Four people (Kevin Hageman, Dan Hageman, Paul Fisher and Bob Logan) are credited with writing the screenplay for “The Croods: A New Age.” And the movie does have a tone of “too many cooks in the kitchen” in how this entire story is constructed. The last third of the movie tries to cram in a lot of action in a somewhat messy way. It’s as if the filmmakers remembered that children with short attention spans are a sizeable percentage of the movie’s audience, and the filmmakers felt obligated to pack in some suspenseful chase scenes in this sometimes rambling and unfocused story.
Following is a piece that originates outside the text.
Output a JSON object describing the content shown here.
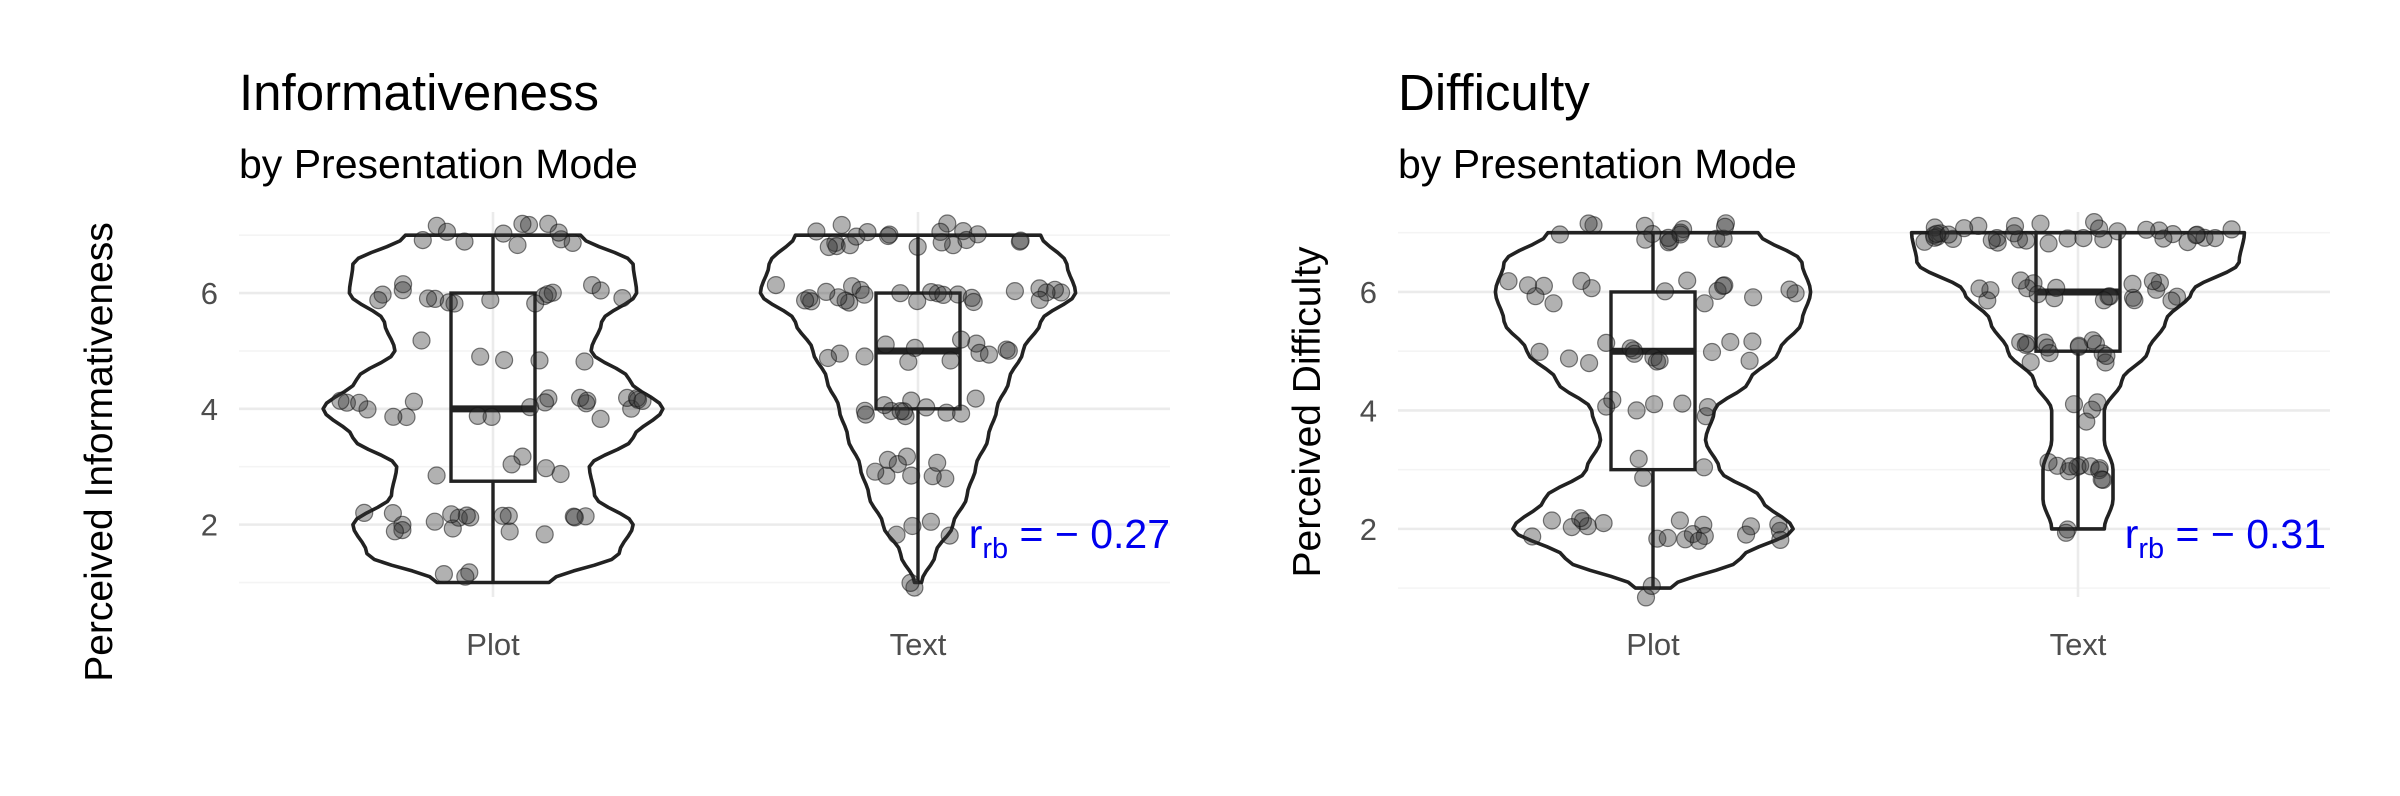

“The Croods: A New Age” director Crawford makes his feature-film directorial debut with this movie, after years of working as a story artist for several animated films, including the first three “Kung Fu Panda” movies, “Trolls” and “The Lego Movie 2: The Second Part.” Visually, “The Croods: A New Age” looks better than “The Croods,” because of advances in digital animation since the first “Croods” movie was released. In terms of story, this sequel is inferior to the original, because it’s a little bit all over the place. The plot jumps from the possible love triangle to the tension over social classes to a somewhat bonkers rescue mission that involves a feud over stolen bananas, punch monkeys, Gran losing her wig, and the kidnapping of some of the story’s main characters.

The voice actors elevate the sometimes banal dialogue, with Mann and Cage standing out in their portrayals of the movie’s two characters who have the most opposite personalities (Hope and Grug) in the story. Stone as Eep and Reynolds as Guy also give very good performances, but the love story of Eep and Guy is often overshadowed by the bickering among the rival married couples. And speaking of being overshadowed, the Croods’ two youngest kids (Thunk and Sandy) aren’t given much to do, and their characters have no bearing on this movie’s plot, which essentially wastes the talent of Duke and Crawford.
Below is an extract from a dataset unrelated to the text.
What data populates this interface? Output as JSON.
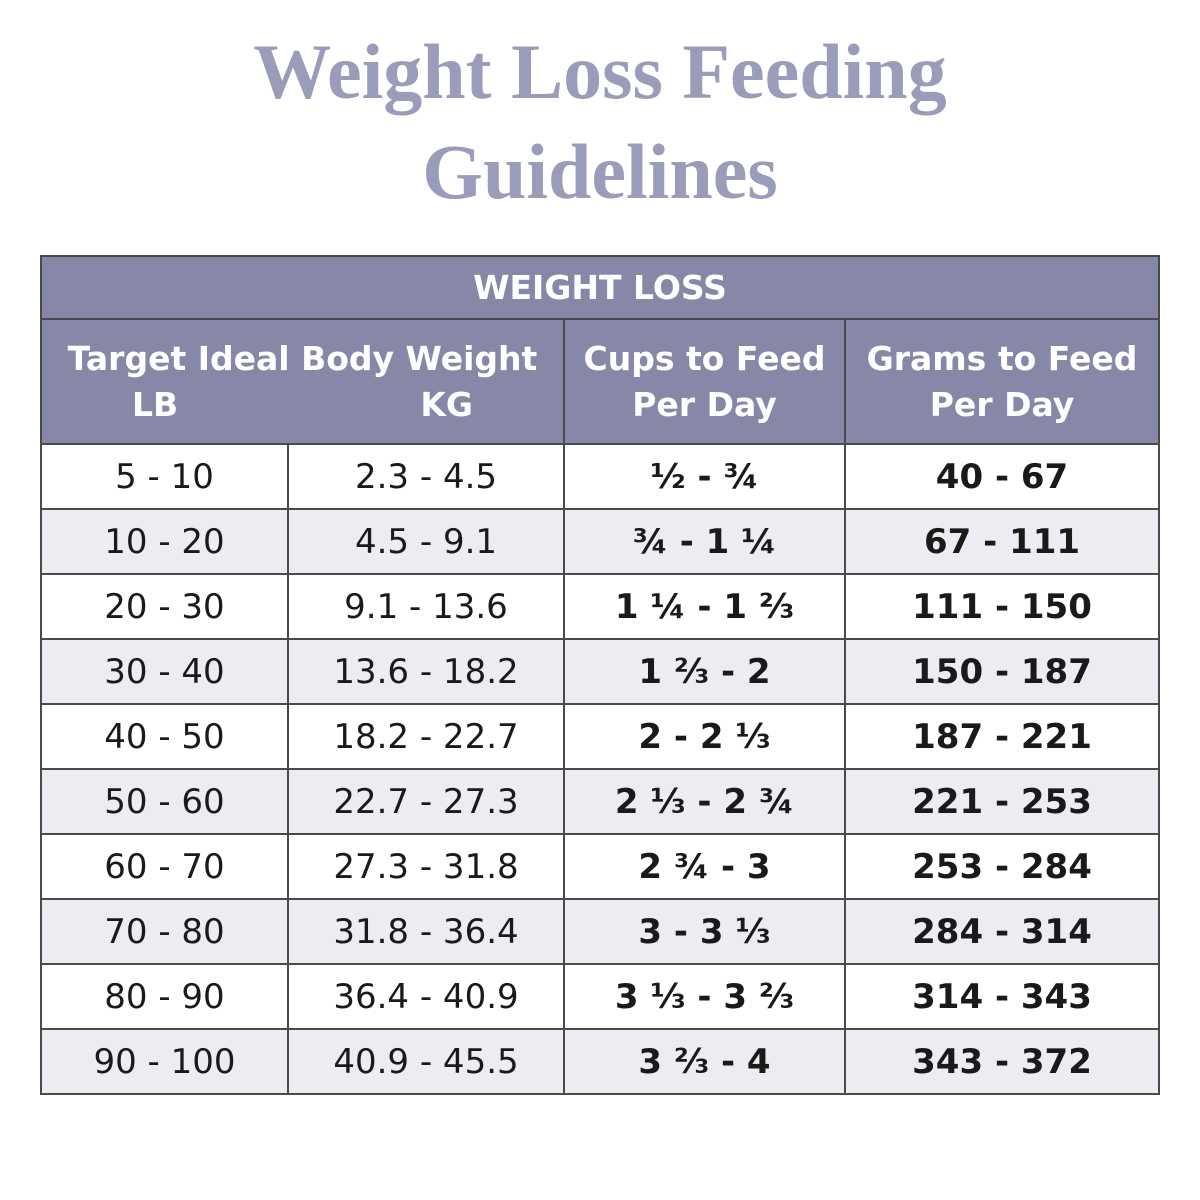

Musically, “The Croods: A New Age” benefits from the fun score by Mark Mothersbaugh and the selectively spare use of pop songs. (For pop-music overload in animated films, people can watch DreamWorks Animation’s “Trolls” movies.) The Partridge Family’s “I Think I Love You” and Tenacious D’s memorable cover version of the song are put to good use in key scenes in “The Croods: A New Age.” The movie isn’t going to win any major awards, but it fulfills its purpose in being a reasonably entertaining diversion for people who like comedic adventure animation.

Universal Pictures/DreamWorks Animation released “The Croods: A New Age” in U.S. cinemas on November 25, 2020.